In the 2012 Jones decision, wherein the Supreme Court ruled the government couldn’t place a GPS tracking device on a car without a warrant, Justice Sonia Sotomayor wrote a concurring opinion saying the court may need to revisit what’s become known as the third-party doctrine.

Mr. Fakhoury at the EFF said it’s also possible the court could keep the Smith ruling intact but find that bulk data gathering, such as the NSA’s phone snooping program, is different.

“Smith v. Maryland is about one guy’s phone calls over three days. NSA’s phone collection is about five years of every single American’s phone calls. There’s a world of difference between the two,” he said.

But Stewart A. Baker, former assistant secretary for policy at the Department of Homeland Security, said legal thinkers should be wary of sidelining the Smith case, saying the logic behind it still rings true today.

“I think it’s actually very hard to rethink that in a way that withstands the test of time and analysis and the press of litigation,” he said. “I think once it comes to the Supreme Court, they’re going to realize that. They don’t like to write a rule that will require 20 more cases to decide what it actually means.”

Writing a new rule from the high court could also end up missing key developments in how Americans view technology, said Mr. Baker, who is now a lawyer at Steptoe & Johnson law firm.

He pointed back to the beginnings of current privacy jurisprudence, which began in the late 1900s when future Justice Louis Brandeis laid out the case, protesting against the encroachment of technology. His target at the time was the portable Kodak camera and its potential use by the press. Today, the camera is a given in Americans’ lives.

He said the problem is that by the time the privacy rules are written to accommodate new technology, Americans’ sensibilities and acceptance level have changed.

“We should wise up and stop saying, ‘Oh, I’m uncomfortable with this; we need privacy rules that stop me from being uncomfortable,’” he said.

The Smith decision has long tentacles.

Mr.

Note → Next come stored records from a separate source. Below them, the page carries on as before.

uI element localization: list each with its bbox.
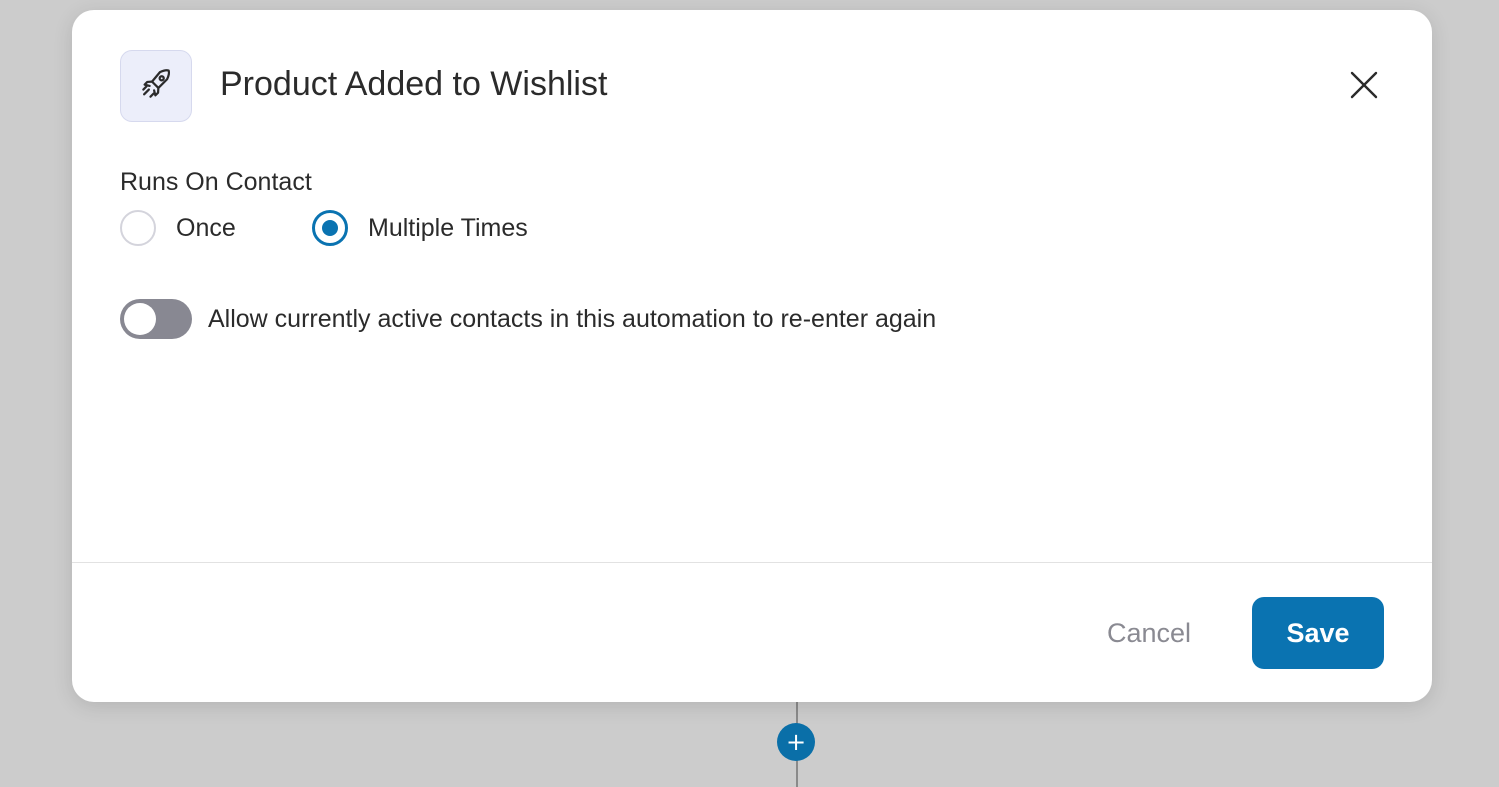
radio-label-once: Once bbox=[176, 213, 236, 242]
save-button[interactable]: Save bbox=[1252, 597, 1384, 669]
radio-label-multiple-times: Multiple Times bbox=[368, 213, 528, 242]
radio-option-once[interactable]: Once bbox=[120, 210, 236, 246]
close-icon bbox=[1348, 69, 1380, 106]
radio-button-once[interactable] bbox=[120, 210, 156, 246]
radio-button-multiple-times[interactable] bbox=[312, 210, 348, 246]
radio-option-multiple-times[interactable]: Multiple Times bbox=[312, 210, 528, 246]
modal-title: Product Added to Wishlist bbox=[220, 65, 608, 103]
close-button[interactable] bbox=[1342, 65, 1386, 109]
cancel-button[interactable]: Cancel bbox=[1082, 598, 1216, 668]
footer-divider bbox=[72, 562, 1432, 563]
runs-on-contact-label: Runs On Contact bbox=[120, 168, 312, 196]
reenter-toggle-row: Allow currently active contacts in this … bbox=[120, 299, 936, 339]
automation-canvas: + Product Added to Wishlist Runs On Cont… bbox=[0, 0, 1499, 787]
reenter-toggle-label: Allow currently active contacts in this … bbox=[208, 304, 937, 333]
rocket-icon bbox=[137, 65, 175, 108]
add-step-button[interactable]: + bbox=[777, 723, 815, 761]
trigger-settings-modal: Product Added to Wishlist Runs On Contac… bbox=[72, 10, 1432, 702]
trigger-icon-box bbox=[120, 50, 192, 122]
toggle-knob bbox=[124, 303, 156, 335]
reenter-toggle-switch[interactable] bbox=[120, 299, 192, 339]
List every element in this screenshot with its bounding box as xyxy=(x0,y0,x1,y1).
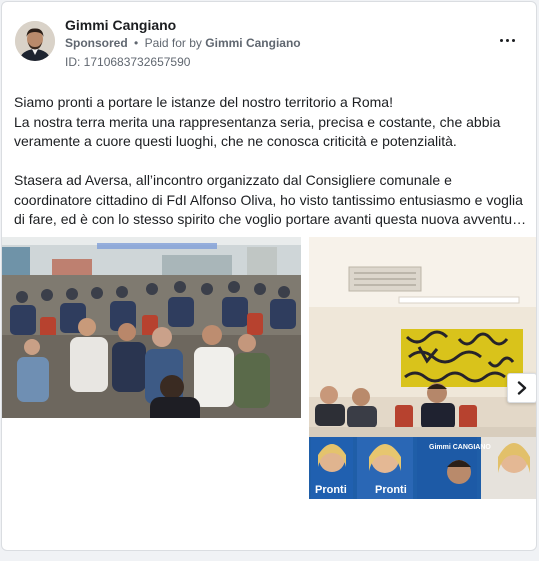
carousel-image-audience[interactable] xyxy=(2,237,301,418)
carousel-image-speakers[interactable]: Pronti Pronti Gimmi CANGIANO xyxy=(309,237,536,499)
audience-photo xyxy=(2,237,301,418)
post-body: Siamo pronti a portare le istanze del no… xyxy=(14,93,528,230)
author-name[interactable]: Gimmi Cangiano xyxy=(65,17,176,33)
body-line: La nostra terra merita una rappresentanz… xyxy=(14,113,501,130)
body-line: coordinatore cittadino di FdI Alfonso Ol… xyxy=(14,191,523,208)
speakers-photo: Pronti Pronti Gimmi CANGIANO xyxy=(309,237,536,499)
ad-id: ID: 1710683732657590 xyxy=(65,55,191,69)
more-options-button[interactable] xyxy=(496,31,518,49)
avatar-portrait xyxy=(15,21,55,61)
body-line: Siamo pronti a portare le istanze del no… xyxy=(14,94,393,110)
poster-brand: Gimmi CANGIANO xyxy=(429,444,491,451)
image-carousel: Pronti Pronti Gimmi CANGIANO xyxy=(2,237,536,499)
body-line: veramente a cuore questi luoghi, che ne … xyxy=(14,133,457,149)
paid-for-name[interactable]: Gimmi Cangiano xyxy=(205,36,300,50)
separator-dot: • xyxy=(134,36,139,50)
body-line: Stasera ad Aversa, all’incontro organizz… xyxy=(14,172,452,188)
poster-slogan: Pronti xyxy=(375,484,407,496)
chevron-right-icon xyxy=(517,381,527,395)
ad-card: Gimmi Cangiano Sponsored • Paid for by G… xyxy=(1,1,537,551)
carousel-next-button[interactable] xyxy=(507,373,536,403)
sponsored-line: Sponsored • Paid for by Gimmi Cangiano xyxy=(65,36,301,50)
paid-for-prefix: Paid for by xyxy=(144,36,202,50)
avatar[interactable] xyxy=(15,21,55,61)
poster-slogan: Pronti xyxy=(315,484,347,496)
more-horizontal-icon xyxy=(498,38,516,42)
body-blank-line xyxy=(14,152,528,172)
body-line-truncated[interactable]: di fare, ed è con lo stesso spirito che … xyxy=(14,210,528,230)
sponsored-label: Sponsored xyxy=(65,36,128,50)
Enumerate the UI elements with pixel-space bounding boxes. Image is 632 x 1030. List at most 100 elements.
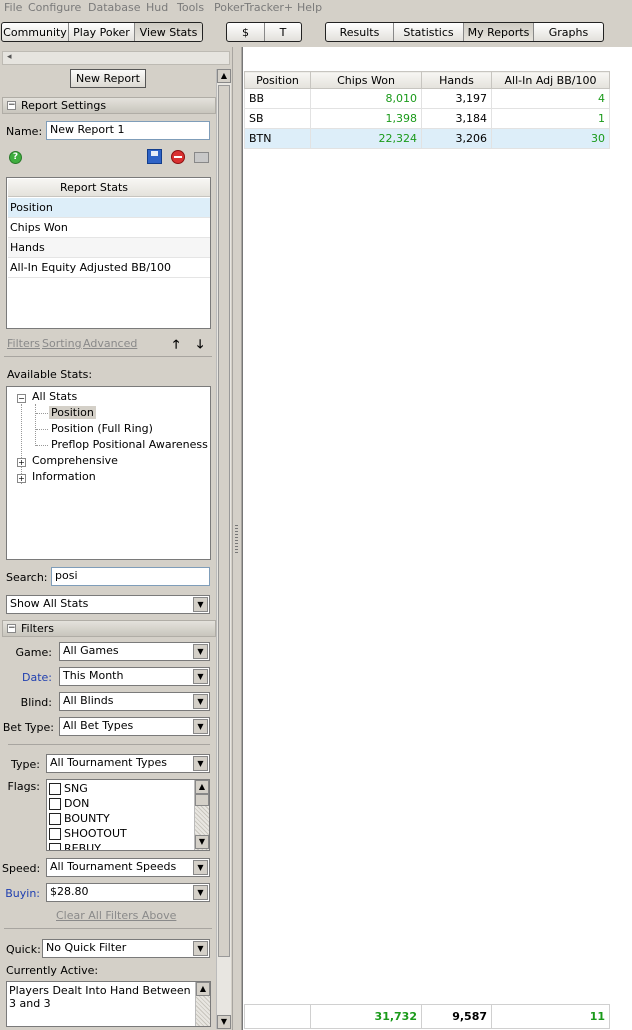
table-row[interactable]: SB 1,398 3,184 1 <box>244 108 610 129</box>
grip-icon[interactable] <box>235 525 238 555</box>
chevron-down-icon[interactable]: ▼ <box>193 860 208 875</box>
tab-play-poker[interactable]: Play Poker <box>69 23 135 41</box>
chevron-down-icon[interactable]: ▼ <box>193 597 208 612</box>
stats-search-input[interactable]: posi <box>51 567 210 586</box>
flag-checkbox[interactable] <box>49 783 61 795</box>
scroll-up-icon[interactable]: ▲ <box>195 780 209 794</box>
sidebar-collapse-bar[interactable]: ◂ <box>2 51 230 65</box>
menu-help[interactable]: Help <box>297 1 322 14</box>
filters-link[interactable]: Filters <box>7 337 40 350</box>
tree-node-all-stats[interactable]: All Stats <box>32 390 77 403</box>
chevron-down-icon[interactable]: ▼ <box>193 694 208 709</box>
chevron-down-icon[interactable]: ▼ <box>193 941 208 956</box>
date-select[interactable]: This Month ▼ <box>59 667 210 686</box>
game-value: All Games <box>63 644 119 657</box>
cell-allin-adj: 1 <box>491 108 610 129</box>
tournament-type-select[interactable]: All Tournament Types ▼ <box>46 754 210 773</box>
collapse-icon[interactable]: − <box>7 624 16 633</box>
collapse-icon[interactable]: − <box>7 101 16 110</box>
menu-pokertracker-plus[interactable]: PokerTracker+ <box>214 1 293 14</box>
print-icon[interactable] <box>194 152 209 163</box>
menu-hud[interactable]: Hud <box>146 1 168 14</box>
flag-checkbox[interactable] <box>49 843 61 850</box>
speed-select[interactable]: All Tournament Speeds ▼ <box>46 858 210 877</box>
tab-results[interactable]: Results <box>326 23 394 41</box>
menu-database[interactable]: Database <box>88 1 141 14</box>
tab-cash[interactable]: $ <box>227 23 265 41</box>
chevron-down-icon[interactable]: ▼ <box>193 756 208 771</box>
chevron-down-icon[interactable]: ▼ <box>193 885 208 900</box>
scroll-thumb[interactable] <box>218 85 230 957</box>
table-row[interactable]: BB 8,010 3,197 4 <box>244 88 610 109</box>
move-down-icon[interactable]: 🡓 <box>197 335 203 356</box>
flags-scrollbar[interactable]: ▲ ▼ <box>194 780 209 850</box>
tab-statistics[interactable]: Statistics <box>394 23 464 41</box>
menu-configure[interactable]: Configure <box>28 1 81 14</box>
chevron-down-icon[interactable]: ▼ <box>193 669 208 684</box>
expand-tree-icon[interactable]: + <box>17 474 26 483</box>
new-report-button[interactable]: New Report <box>70 69 146 88</box>
sorting-link[interactable]: Sorting <box>42 337 82 350</box>
report-stat-item[interactable]: Chips Won <box>8 218 210 238</box>
clear-filters-link[interactable]: Clear All Filters Above <box>56 909 176 922</box>
blind-select[interactable]: All Blinds ▼ <box>59 692 210 711</box>
game-select[interactable]: All Games ▼ <box>59 642 210 661</box>
active-scrollbar[interactable]: ▲ <box>195 982 210 1026</box>
collapse-left-icon[interactable]: ◂ <box>7 52 12 62</box>
sidebar-scrollbar[interactable]: ▲ ▼ <box>216 69 231 1029</box>
buyin-select[interactable]: $28.80 ▼ <box>46 883 210 902</box>
tree-node-comprehensive[interactable]: Comprehensive <box>32 454 118 467</box>
tree-node-position[interactable]: Position <box>49 406 96 419</box>
column-header-hands[interactable]: Hands <box>421 71 492 89</box>
advanced-link[interactable]: Advanced <box>83 337 137 350</box>
show-stats-select[interactable]: Show All Stats ▼ <box>6 595 210 614</box>
flag-label: SNG <box>64 782 88 795</box>
tree-node-preflop-positional-awareness[interactable]: Preflop Positional Awareness <box>51 438 208 451</box>
report-name-input[interactable]: New Report 1 <box>46 121 210 140</box>
filters-header[interactable]: − Filters <box>2 620 216 637</box>
move-up-icon[interactable]: 🡑 <box>173 335 179 356</box>
scroll-down-icon[interactable]: ▼ <box>217 1015 231 1029</box>
save-icon[interactable] <box>147 149 162 164</box>
cell-chips-won: 22,324 <box>310 128 422 149</box>
bet-type-select[interactable]: All Bet Types ▼ <box>59 717 210 736</box>
flag-checkbox[interactable] <box>49 828 61 840</box>
column-header-position[interactable]: Position <box>244 71 311 89</box>
quick-label: Quick: <box>6 943 41 956</box>
scroll-up-icon[interactable]: ▲ <box>196 982 210 996</box>
quick-filter-select[interactable]: No Quick Filter ▼ <box>42 939 210 958</box>
tab-graphs[interactable]: Graphs <box>534 23 603 41</box>
total-hands: 9,587 <box>421 1004 492 1029</box>
chevron-down-icon[interactable]: ▼ <box>193 719 208 734</box>
scroll-thumb[interactable] <box>195 794 209 806</box>
delete-icon[interactable] <box>171 150 185 164</box>
tab-view-stats[interactable]: View Stats <box>135 23 202 41</box>
table-row[interactable]: BTN 22,324 3,206 30 <box>244 128 610 149</box>
scroll-up-icon[interactable]: ▲ <box>217 69 231 83</box>
expand-tree-icon[interactable]: + <box>17 458 26 467</box>
tab-tournament[interactable]: T <box>265 23 301 41</box>
report-settings-header[interactable]: − Report Settings <box>2 97 216 114</box>
tab-community[interactable]: Community <box>2 23 69 41</box>
chevron-down-icon[interactable]: ▼ <box>193 644 208 659</box>
menu-tools[interactable]: Tools <box>177 1 204 14</box>
report-stat-item[interactable]: Position <box>8 198 210 218</box>
bet-type-value: All Bet Types <box>63 719 134 732</box>
flag-checkbox[interactable] <box>49 813 61 825</box>
report-stat-item[interactable]: Hands <box>8 238 210 258</box>
column-header-chips-won[interactable]: Chips Won <box>310 71 422 89</box>
tab-my-reports[interactable]: My Reports <box>464 23 534 41</box>
help-icon[interactable]: ? <box>9 151 22 164</box>
panel-splitter[interactable] <box>232 47 242 1030</box>
report-stat-item[interactable]: All-In Equity Adjusted BB/100 <box>8 258 210 278</box>
collapse-tree-icon[interactable]: − <box>17 394 26 403</box>
tree-node-information[interactable]: Information <box>32 470 96 483</box>
buyin-label[interactable]: Buyin: <box>2 887 40 900</box>
column-header-allin-adj[interactable]: All-In Adj BB/100 <box>491 71 610 89</box>
tree-node-position-full-ring[interactable]: Position (Full Ring) <box>51 422 153 435</box>
flag-checkbox[interactable] <box>49 798 61 810</box>
report-stats-header: Report Stats <box>8 179 210 197</box>
scroll-down-icon[interactable]: ▼ <box>195 835 209 849</box>
menu-file[interactable]: File <box>4 1 22 14</box>
date-label[interactable]: Date: <box>4 671 52 684</box>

Wessler pointed to a medical records statute in Oregon, which is one of many states that have created prescription drug databases so doctors can look up patients’ records and try to stop doctor shopping or individuals who are trying to obtain multiple prescriptions.

In Oregon, the statute requires a warrant for police to get a look at the data. But federal drug authorities demanded the data without a warrant, arguing that the state’s prohibition didn’t apply to them since, like the Smith decision, patients voluntarily engage in the commerce that causes their prescription data to appear.

But Mr. Wessler said if that stands, it means the government could gain access to the most intimate of information without needed a warrant.

“To us that’s just a galling assertion and a complete misunderstanding of people’s expectations of privacy,” Mr. Wessler said.